When Colette Carbonare, a second grader at Arroyo Vista was asked what she learned about the ducklings, she said, “Whoever takes a duck has to take two because they get lonely.” Apparently this is a crucial element in a ducky’s social existence, but may not be fun for the “lucky” parent who gets to clean twice the mess.
This brings us to the question: “where do all the creatures go,” now that the traditional academic season comes to a close? Like Pete Seeger’s old political folk song in the 60s “Where Have All the Flowers Gone?” the creatures come full circle.
They get adopted into student’s homes everywhere. Teachers find they have new pets for the summer. And some get released into nature to continue the life cycle.
Wherever they go, somehow, when the new school year rolls around again, future generations of creatures find their way back into the classroom and into the minds and hearts of those fortunate enough to behold and enjoy them.

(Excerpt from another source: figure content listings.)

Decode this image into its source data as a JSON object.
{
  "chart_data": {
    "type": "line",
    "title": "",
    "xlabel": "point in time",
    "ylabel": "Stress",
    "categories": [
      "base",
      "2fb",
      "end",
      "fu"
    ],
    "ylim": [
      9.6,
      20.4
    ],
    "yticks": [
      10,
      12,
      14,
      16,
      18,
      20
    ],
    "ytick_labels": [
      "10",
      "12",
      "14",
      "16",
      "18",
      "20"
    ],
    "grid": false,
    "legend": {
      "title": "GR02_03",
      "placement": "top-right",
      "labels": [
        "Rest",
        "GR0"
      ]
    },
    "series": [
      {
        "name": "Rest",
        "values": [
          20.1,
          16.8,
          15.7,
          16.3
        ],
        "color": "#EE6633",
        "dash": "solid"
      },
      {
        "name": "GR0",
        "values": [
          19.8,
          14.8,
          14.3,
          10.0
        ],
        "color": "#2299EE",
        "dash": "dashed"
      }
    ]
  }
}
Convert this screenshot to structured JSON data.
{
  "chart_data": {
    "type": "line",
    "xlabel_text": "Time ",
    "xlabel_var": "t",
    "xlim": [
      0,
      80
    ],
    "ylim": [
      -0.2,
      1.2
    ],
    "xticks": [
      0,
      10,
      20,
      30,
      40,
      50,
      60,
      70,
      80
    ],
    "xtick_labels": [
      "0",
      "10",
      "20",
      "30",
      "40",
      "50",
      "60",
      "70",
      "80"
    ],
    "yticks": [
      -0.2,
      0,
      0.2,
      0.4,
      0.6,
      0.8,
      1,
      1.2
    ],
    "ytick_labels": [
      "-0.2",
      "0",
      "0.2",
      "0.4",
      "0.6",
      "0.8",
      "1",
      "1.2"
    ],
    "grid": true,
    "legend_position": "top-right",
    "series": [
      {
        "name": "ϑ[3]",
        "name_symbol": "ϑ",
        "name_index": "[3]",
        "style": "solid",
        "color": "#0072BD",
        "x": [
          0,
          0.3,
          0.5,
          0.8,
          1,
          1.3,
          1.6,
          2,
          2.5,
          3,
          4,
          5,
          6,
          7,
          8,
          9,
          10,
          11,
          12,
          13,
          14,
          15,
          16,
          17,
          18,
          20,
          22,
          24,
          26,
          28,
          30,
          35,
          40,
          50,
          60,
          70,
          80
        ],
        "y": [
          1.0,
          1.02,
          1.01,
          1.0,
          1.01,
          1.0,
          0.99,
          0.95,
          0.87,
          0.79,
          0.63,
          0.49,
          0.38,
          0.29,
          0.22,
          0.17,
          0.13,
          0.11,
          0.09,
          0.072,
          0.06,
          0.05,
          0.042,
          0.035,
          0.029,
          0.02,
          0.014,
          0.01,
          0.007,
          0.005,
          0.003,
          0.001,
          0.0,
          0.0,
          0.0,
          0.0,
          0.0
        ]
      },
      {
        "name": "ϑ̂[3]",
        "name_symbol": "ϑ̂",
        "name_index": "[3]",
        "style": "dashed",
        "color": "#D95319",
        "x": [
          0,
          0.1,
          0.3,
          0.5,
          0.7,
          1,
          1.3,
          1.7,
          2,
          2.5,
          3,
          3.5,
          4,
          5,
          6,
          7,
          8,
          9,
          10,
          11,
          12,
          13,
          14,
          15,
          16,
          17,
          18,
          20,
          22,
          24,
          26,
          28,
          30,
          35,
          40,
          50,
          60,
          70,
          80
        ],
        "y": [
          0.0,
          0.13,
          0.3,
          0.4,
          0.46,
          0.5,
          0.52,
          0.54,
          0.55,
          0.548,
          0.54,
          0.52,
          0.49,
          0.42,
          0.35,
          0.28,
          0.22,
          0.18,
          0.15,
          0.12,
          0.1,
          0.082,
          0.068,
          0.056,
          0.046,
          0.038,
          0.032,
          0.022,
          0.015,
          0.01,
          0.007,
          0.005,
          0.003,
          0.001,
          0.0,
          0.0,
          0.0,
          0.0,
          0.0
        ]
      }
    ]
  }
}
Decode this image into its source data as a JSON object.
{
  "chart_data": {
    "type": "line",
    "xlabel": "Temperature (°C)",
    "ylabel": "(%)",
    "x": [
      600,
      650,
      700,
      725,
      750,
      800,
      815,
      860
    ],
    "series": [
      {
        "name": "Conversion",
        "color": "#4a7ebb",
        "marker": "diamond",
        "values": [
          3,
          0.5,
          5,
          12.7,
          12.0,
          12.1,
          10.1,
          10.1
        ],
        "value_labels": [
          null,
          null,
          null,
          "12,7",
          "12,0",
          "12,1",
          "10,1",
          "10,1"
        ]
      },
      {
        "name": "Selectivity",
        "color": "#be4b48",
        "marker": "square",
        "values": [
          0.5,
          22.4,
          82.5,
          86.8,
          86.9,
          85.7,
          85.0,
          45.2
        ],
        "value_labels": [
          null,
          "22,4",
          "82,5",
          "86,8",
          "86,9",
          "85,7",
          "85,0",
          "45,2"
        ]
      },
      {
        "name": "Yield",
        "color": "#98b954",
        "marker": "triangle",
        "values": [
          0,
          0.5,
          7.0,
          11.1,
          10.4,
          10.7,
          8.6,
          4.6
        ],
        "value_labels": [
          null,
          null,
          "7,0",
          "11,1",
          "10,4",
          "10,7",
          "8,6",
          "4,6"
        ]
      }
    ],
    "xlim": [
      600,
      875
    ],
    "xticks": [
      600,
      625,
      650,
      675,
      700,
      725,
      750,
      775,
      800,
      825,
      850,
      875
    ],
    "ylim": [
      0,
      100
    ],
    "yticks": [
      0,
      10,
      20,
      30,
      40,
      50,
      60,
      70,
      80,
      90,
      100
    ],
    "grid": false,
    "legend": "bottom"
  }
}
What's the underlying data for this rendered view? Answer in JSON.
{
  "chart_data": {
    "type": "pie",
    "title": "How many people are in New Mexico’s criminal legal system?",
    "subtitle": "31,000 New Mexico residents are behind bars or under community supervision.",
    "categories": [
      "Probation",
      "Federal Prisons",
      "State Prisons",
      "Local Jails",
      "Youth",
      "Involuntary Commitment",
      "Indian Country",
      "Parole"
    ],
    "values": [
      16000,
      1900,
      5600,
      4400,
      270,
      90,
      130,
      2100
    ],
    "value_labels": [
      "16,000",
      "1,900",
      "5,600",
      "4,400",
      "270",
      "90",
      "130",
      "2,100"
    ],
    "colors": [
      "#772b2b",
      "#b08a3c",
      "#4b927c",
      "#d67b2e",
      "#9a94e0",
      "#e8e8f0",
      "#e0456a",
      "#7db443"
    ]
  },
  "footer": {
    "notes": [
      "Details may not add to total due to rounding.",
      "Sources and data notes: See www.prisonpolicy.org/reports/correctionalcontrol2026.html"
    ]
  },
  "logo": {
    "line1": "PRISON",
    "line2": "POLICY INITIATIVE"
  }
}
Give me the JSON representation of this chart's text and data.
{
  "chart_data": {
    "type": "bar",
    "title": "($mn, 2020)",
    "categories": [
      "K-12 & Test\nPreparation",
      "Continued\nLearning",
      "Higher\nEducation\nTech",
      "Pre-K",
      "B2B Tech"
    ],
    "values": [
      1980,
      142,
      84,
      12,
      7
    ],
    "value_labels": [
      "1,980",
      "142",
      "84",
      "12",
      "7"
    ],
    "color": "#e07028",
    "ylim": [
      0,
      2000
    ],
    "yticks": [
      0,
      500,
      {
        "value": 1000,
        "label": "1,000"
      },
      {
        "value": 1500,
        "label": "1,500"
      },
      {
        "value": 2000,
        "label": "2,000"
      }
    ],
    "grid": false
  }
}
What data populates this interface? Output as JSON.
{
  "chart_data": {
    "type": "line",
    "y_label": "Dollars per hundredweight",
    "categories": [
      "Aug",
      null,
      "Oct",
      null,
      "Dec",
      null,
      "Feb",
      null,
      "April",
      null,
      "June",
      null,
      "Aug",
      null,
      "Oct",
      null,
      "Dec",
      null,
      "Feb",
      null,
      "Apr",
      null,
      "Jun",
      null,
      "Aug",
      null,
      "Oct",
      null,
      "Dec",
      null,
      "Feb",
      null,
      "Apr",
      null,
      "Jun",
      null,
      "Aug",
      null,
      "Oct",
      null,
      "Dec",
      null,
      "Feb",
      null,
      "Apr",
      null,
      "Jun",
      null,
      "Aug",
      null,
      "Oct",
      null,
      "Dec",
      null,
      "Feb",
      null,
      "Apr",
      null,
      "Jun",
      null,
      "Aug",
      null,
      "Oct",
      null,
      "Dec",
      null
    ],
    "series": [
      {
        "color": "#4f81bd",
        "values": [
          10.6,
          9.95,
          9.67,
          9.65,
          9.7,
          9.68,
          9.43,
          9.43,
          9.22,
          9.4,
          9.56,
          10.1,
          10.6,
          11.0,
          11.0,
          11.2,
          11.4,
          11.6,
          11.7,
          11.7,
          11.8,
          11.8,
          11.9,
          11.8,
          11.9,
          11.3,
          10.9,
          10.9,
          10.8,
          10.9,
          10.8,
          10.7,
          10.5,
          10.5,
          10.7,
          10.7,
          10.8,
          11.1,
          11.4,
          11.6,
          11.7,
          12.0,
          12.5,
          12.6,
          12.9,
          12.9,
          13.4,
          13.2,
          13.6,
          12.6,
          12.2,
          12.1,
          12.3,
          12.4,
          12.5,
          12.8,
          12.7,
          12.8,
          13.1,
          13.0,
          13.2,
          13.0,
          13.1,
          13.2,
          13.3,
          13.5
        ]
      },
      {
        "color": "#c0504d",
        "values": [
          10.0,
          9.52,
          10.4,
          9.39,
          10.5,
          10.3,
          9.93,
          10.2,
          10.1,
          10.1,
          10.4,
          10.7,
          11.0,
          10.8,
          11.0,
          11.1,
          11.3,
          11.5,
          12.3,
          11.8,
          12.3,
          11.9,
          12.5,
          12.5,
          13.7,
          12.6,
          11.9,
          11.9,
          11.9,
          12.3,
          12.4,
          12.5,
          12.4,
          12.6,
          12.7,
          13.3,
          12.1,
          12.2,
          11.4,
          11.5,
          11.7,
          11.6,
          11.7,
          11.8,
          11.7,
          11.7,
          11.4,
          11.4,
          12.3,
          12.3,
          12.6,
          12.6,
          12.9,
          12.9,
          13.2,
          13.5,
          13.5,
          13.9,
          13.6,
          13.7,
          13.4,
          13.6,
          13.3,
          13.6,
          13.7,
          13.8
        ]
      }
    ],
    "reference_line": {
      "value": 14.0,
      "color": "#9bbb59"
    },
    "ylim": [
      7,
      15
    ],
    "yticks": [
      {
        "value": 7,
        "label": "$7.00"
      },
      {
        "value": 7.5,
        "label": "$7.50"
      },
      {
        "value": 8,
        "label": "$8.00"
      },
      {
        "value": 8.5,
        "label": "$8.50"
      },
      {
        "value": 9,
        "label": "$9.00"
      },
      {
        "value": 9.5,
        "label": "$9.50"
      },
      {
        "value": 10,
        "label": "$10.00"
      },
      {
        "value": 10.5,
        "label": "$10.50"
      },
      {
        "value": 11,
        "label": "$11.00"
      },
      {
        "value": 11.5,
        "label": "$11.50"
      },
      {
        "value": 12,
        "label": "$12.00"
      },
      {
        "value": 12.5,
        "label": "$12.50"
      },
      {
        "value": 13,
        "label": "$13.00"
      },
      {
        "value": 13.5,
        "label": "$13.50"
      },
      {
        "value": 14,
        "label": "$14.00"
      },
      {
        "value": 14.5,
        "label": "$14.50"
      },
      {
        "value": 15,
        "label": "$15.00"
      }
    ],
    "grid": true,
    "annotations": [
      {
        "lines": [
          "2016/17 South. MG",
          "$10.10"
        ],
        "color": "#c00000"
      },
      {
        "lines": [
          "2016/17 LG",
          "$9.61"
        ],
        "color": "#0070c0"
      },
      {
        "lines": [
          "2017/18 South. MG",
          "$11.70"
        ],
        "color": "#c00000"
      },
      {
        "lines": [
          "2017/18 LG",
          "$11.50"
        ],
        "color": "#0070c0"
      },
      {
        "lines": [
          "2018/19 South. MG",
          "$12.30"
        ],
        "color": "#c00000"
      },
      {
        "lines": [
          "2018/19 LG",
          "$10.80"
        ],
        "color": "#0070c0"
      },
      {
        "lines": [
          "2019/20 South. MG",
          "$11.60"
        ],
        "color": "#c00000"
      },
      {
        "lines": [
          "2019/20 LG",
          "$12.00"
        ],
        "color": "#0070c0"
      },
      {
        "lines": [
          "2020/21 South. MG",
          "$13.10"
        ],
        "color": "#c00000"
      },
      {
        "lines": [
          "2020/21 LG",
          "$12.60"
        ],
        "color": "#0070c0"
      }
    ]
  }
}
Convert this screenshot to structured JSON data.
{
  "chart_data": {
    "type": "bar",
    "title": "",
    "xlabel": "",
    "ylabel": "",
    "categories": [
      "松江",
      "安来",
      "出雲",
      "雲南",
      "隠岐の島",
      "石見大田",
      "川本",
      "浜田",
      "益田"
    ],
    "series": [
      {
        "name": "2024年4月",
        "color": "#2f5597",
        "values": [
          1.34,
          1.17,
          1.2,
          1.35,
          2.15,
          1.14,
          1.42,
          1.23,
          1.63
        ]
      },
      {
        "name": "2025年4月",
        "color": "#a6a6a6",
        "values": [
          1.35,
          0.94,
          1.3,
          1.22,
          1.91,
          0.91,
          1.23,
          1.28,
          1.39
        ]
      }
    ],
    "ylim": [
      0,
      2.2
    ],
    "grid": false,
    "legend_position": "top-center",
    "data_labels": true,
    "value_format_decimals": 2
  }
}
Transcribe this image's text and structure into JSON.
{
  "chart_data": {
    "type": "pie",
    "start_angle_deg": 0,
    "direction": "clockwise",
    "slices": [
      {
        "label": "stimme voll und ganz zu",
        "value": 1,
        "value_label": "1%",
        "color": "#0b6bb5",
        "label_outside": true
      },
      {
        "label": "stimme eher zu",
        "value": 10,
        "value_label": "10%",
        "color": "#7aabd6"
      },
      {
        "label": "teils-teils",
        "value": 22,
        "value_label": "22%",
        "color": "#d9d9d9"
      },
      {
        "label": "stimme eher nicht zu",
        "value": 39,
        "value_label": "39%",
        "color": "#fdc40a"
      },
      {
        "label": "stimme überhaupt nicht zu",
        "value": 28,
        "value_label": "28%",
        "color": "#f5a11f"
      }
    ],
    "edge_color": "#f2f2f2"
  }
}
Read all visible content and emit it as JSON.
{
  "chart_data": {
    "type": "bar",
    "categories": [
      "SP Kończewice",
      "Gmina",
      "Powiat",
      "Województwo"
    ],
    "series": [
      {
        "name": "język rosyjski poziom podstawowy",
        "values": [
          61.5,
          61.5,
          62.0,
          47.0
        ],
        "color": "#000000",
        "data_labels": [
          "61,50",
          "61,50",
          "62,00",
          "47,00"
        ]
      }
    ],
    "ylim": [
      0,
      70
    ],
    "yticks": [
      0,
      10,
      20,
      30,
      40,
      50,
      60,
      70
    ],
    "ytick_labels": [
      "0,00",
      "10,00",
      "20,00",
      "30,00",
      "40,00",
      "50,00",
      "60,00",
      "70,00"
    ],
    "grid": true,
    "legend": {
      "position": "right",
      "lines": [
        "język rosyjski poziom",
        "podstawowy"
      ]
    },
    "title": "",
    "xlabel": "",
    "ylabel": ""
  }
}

To try some of these in your own home, borrow a pet from your child’s classroom for the weekend or summer. Or go to insectlore.com (for caterpillars/butterflies and ladybug larvae), fascinations.com (for an ant farm and praying mantises) and growafrog.com (for see-thru tadpoles). Or to keep the critters contained in a story, try a fun tale about “Humphrey,” life from the perspective of a classroom hamster.
Whatever you do, make sure you “DO” something. Get out of your comfort zone and get dirty. Those precious years of wonder and discovery tend to fade over time. So don’t miss it!